I don’t recall the name of this particular Minion, only that she was female, had a thick asian accent, and was a big, fat, liar. She started harassing me about the part time job that Minion “Michael” asked me about in the previous telephone interview.
To make a long story short, this Minion insisted that the EDD didn’t know that I had stopped working for that company. She tried to say that I failed to make a note of that when I filled out an online form for a new claim, by using a drop down box. The problem with her statement was that I never went online to make a new claim. I simply filled in the continued claim forms that the EDD continued to send me.
Next, she insisted that I didn’t write down that I had stopped working for that company on my continued claim forms. I knew, for certain, that I had, so I insisted that she send me a copy of the forms she was referring to. Eventually, she revealed that she actually didn’t have a copy of those particular forms.
Her next tactic was to start asking me how I got “fired”, (which would have led them to cancel my claim). The thing is, I was never fired. I simply didn’t make it through the training process. I made absolutely certain that I corrected her each time she used the word “fired”. I’m not sure what circle of Hell this nasty Minion of the EDD came from. She was definitely more evil than the previous ones I was forced to do a telephone interview with.
This catches things up to today. I have been assigned what will be my fifth telephone interview with the EDD. It will take place on January 3, 2012, sometime between 1:00 p.m. and 3:00 p.m. There is no way to know what questions I will be asked this time. There is no way to know how nasty the EDD Minion will chose to be. There is no way to know what it is, exactly, that they want.
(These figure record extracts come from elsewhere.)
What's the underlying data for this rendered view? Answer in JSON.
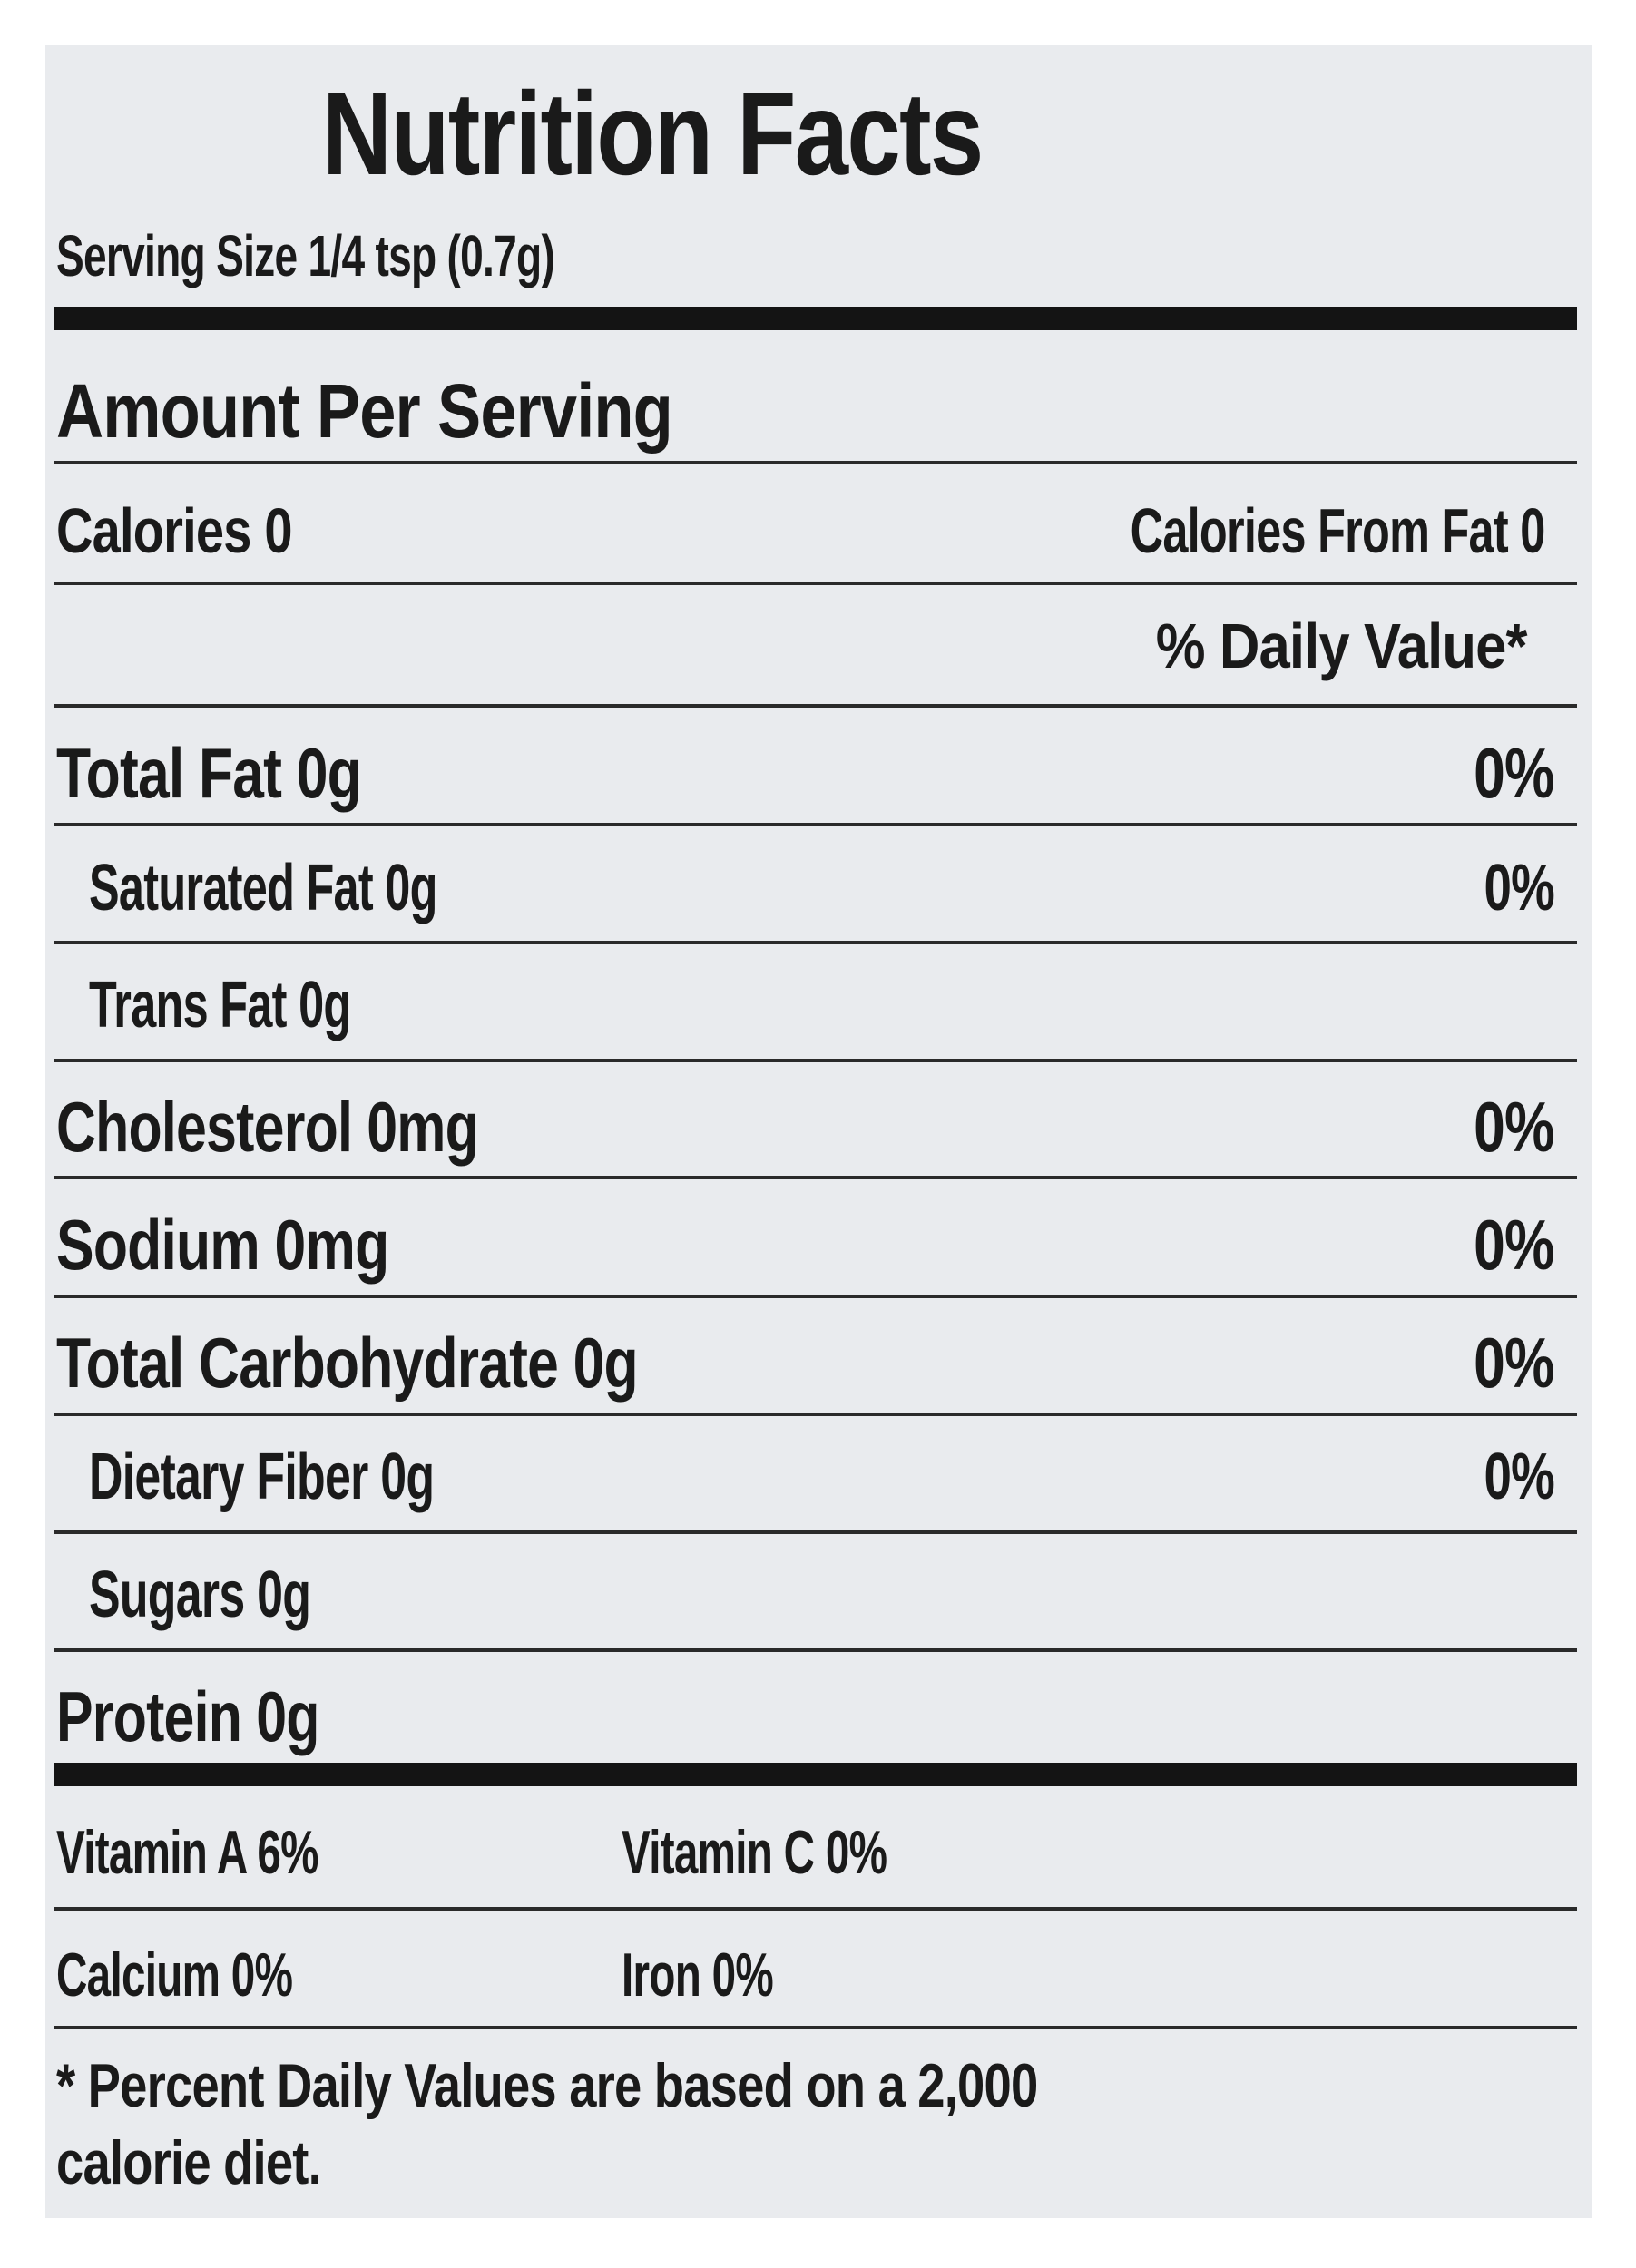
{
  "label": {
    "title": "Nutrition Facts",
    "serving_size": "Serving Size 1/4 tsp (0.7g)",
    "amount_per_serving": "Amount Per Serving",
    "calories": "Calories 0",
    "calories_from_fat": "Calories From Fat 0",
    "daily_value_header": "% Daily Value*",
    "rows": [
      {
        "label": "Total Fat  0g",
        "dv": "0%"
      },
      {
        "label": "Saturated Fat 0g",
        "dv": "0%"
      },
      {
        "label": "Trans Fat  0g",
        "dv": ""
      },
      {
        "label": "Cholesterol  0mg",
        "dv": "0%"
      },
      {
        "label": "Sodium  0mg",
        "dv": "0%"
      },
      {
        "label": "Total Carbohydrate  0g",
        "dv": "0%"
      },
      {
        "label": "Dietary Fiber 0g",
        "dv": "0%"
      },
      {
        "label": "Sugars  0g",
        "dv": ""
      },
      {
        "label": "Protein  0g",
        "dv": ""
      }
    ],
    "vitamin_a": "Vitamin A 6%",
    "vitamin_c": "Vitamin C 0%",
    "calcium": "Calcium 0%",
    "iron": "Iron 0%",
    "footnote_line1": "* Percent Daily Values are based on a 2,000",
    "footnote_line2": "calorie diet."
  }
}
Each and every time they do this to me, I get upset. My anxiety level rises to the point where I am experiencing “fight or flight” symptoms. My heart races, I start to sweat, and I start having trouble breathing. I will have nightmares every time I sleep between now, and when that God forsaken telephone interview is over and done with.
And then, I will worry that the EDD is using this telephone call as a reason to tell me that they want me to pay a random amount of money back to them, again, like they did once before. This cannot possibly be good for my health.
So, I have decided that I am going to tell whatever Minion of the EDD that calls me that I want to quit. I want them to cancel my benefits, to leave me alone, and to trouble me no more.
One would think that would be an easy thing for the Minion, whomever he or she turns out to be, to comprehend. However, my experience so far with the Minions of the EDD leads me to believe that this particular government institution seeks to hire employees who have comprehension disorders. I’m anticipating that I will have to fight to make all this nonsense, stress, and harassment stop, forever.
Tags: EDD, Unemployment Insurance
Hang in there. Don’t let them win. Remember, you have done nothing wrong. You have done no thing wrong. I like your lithographs!